For the past two months, I’ve been working on a feature story for our quarterly magazine Every Child that focuses on the rape epidemic in the Democratic Republic of the Congo. As a woman and mother of a daughter, this has been an extremely disturbing subject to tackle.
|© UNICEF/HQ07-0244/Giacomo Pirozzi|
|Girls stand outside their school at the Djabal refugee camp, near the town of Goz Beida in south-eastern Chad. The majority of the camp’s residents have fled here to escape the ongoing conflict in Sudan’s Darfur Region. UNICEF provides the camp with education, therapeutic feeding, and water and sanitation services.|
This form of violence not only plagues the DRC. It’s a problem in just about every conflict situation around the world. Rape has become so common that many people accept it as a byproduct of war, as if it were something natural and beyond anyone’s control. Even more appalling is that many rape victims are children”some as young as four years old.

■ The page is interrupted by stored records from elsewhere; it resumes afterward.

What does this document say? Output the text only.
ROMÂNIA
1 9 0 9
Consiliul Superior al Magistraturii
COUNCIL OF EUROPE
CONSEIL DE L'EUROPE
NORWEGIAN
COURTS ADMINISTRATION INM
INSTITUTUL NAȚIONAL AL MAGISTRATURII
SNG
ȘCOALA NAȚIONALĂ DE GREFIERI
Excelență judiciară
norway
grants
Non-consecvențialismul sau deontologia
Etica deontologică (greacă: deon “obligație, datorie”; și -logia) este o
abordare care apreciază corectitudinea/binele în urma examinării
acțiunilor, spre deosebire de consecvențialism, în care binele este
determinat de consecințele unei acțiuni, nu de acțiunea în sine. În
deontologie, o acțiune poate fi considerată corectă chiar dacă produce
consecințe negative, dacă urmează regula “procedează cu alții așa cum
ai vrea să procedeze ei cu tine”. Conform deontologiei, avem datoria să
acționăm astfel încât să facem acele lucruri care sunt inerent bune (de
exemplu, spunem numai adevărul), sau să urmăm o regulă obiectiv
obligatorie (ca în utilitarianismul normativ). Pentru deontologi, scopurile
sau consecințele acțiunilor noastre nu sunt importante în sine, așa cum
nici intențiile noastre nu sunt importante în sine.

In Sudan’s Darfur region, rape is a widespread tactic used by warring militias to intimidate and terrorize communities. Many of these sexual attacks occur when girls venture into the wilderness to collect firewood that is essential for boiling water and cooking.
Since the start of the conflict in Darfur, UNICEF has been helping children survive through immunization, nutrition and clean water programs. Now, UNICEF is helping protect young girls by providing fuel-efficient stoves.
The idea may sound strange. But these fuel-efficient clay stoves require half the wood used by regular stoves. And for girls, this means less wood to collect, fewer trips to the wilderness, and ultimately, a greatly reduced risk of assault.
So far, UNICEF has trained more than 500 women to make these special stoves, which have benefited hundreds of girls and their families. It’s another example of UNICEF’s unique use of innovation”one of many simple (yet brilliant) and cost-effective ideas that protect children and help them survive.
What other innovative ideas do you think can help children today? How else can UNICEF protect young girls from violence?